Have you ever had your mind go blank when you sat down to write?

Really?  Have you? 

Image: thenextweb.com

I’m guessing your mind did not go blank.  I’m guessing it just went somewhere else.  What we call a block is perhaps a distraction, more than anything.  Consider this:

I was surprised this morning by one of the daily feeds I read.  Science Daily is revealing a study that shows that it actually takes more work—more mental effort—to stop thinking than to continue.  They first explain something we already know.  Thinking takes energy.  The surprise came when it was discovered that interrupting a thought, that forcing yourself to stop thinking takes more energy still. 

From time to time I write about Writer’s Block, or Writer’s Blah but, to tell the truth, this is something I’ve never considered.
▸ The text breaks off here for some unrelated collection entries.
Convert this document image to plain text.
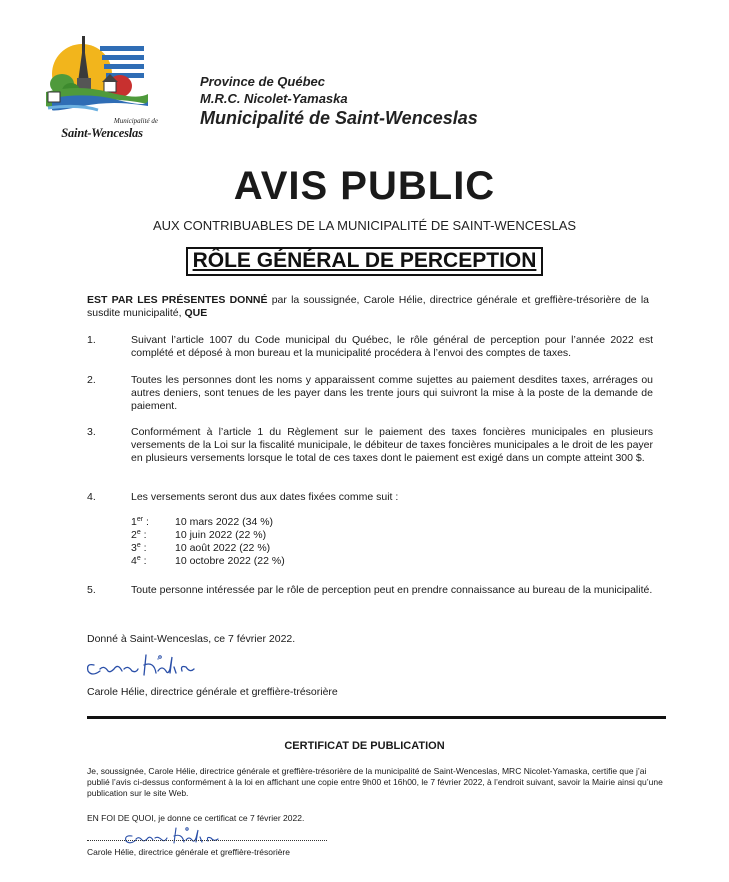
Municipalité de
Saint-Wenceslas
Province de Québec
M.R.C. Nicolet-Yamaska
Municipalité de Saint-Wenceslas
AVIS PUBLIC
AUX CONTRIBUABLES DE LA MUNICIPALITÉ DE SAINT-WENCESLAS
RÔLE GÉNÉRAL DE PERCEPTION
EST PAR LES PRÉSENTES DONNÉ par la soussignée, Carole Hélie, directrice générale et greffière-trésorière de la susdite municipalité, QUE
1.	Suivant l’article 1007 du Code municipal du Québec, le rôle général de perception pour l’année 2022 est complété et déposé à mon bureau et la municipalité procédera à l’envoi des comptes de taxes.
2.	Toutes les personnes dont les noms y apparaissent comme sujettes au paiement desdites taxes, arrérages ou autres deniers, sont tenues de les payer dans les trente jours qui suivront la mise à la poste de la demande de paiement.
3.	Conformément à l’article 1 du Règlement sur le paiement des taxes foncières municipales en plusieurs versements de la Loi sur la fiscalité municipale, le débiteur de taxes foncières municipales a le droit de les payer en plusieurs versements lorsque le total de ces taxes dont le paiement est exigé dans un compte atteint 300 $.
4.	Les versements seront dus aux dates fixées comme suit :
1er :	10 mars 2022 (34 %)
2e :	10 juin 2022 (22 %)
3e :	10 août 2022 (22 %)
4e :	10 octobre 2022 (22 %)
5.	Toute personne intéressée par le rôle de perception peut en prendre connaissance au bureau de la municipalité.
Donné à Saint-Wenceslas, ce 7 février 2022.
Carole Hélie, directrice générale et greffière-trésorière
CERTIFICAT DE PUBLICATION
Je, soussignée, Carole Hélie, directrice générale et greffière-trésorière de la municipalité de Saint-Wenceslas, MRC Nicolet-Yamaska, certifie que j’ai publié l’avis ci-dessus conformément à la loi en affichant une copie entre 9h00 et 16h00, le 7 février 2022, à l’endroit suivant, savoir la Mairie ainsi qu’une publication sur le site Web.
EN FOI DE QUOI, je donne ce certificat ce 7 février 2022.
Carole Hélie, directrice générale et greffière-trésorière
But, think about it.  Have you ever come back from a vacation more tired than when you went?  Perhaps there is something to this… something we need to consider as writers.


2 responses to “If You Think THINKING About Your Writing is Hard – Try NOT Thinking About It

  1. It’s a website, Rik. I’ve subscribed to it.

    As for my own writing thinking: I revised some chapters of Robinson Stone last night and I found myself driven to distraction by feelings of inadequacy and a lack of ideas. But seeing that I’m aware that this will always happen to a writer such as I, I plowed my way through it anyway.

  2. I came across an interesting quote a short while ago which equated the will with the simple capacity to focus our attention and concentrate. It gave me incredible insight. After reading about Mindfulness for instance in the literature of both the Buddhists and as it was imported into Heidegger’s philosophy, I thought that this indeed was a good definition of same. If we have free will, also then, we would be consciously focusing our attention on what we intended to do, whether it was to raise our hand in protest, continue with our writing session, or and this is the tricky one, as per your observation, make a change in our focus of attention, and start a new task. The whole secret it would seem would be to develop the ability to concentrate. Here, definitely is a specific use for the power within the ‘now’, or immediacy of action. One of the reasons, I assume, why Zen concentrates so much on impressing us with the importance of doing simple, seemingly mundane tasks, like doing the dishes.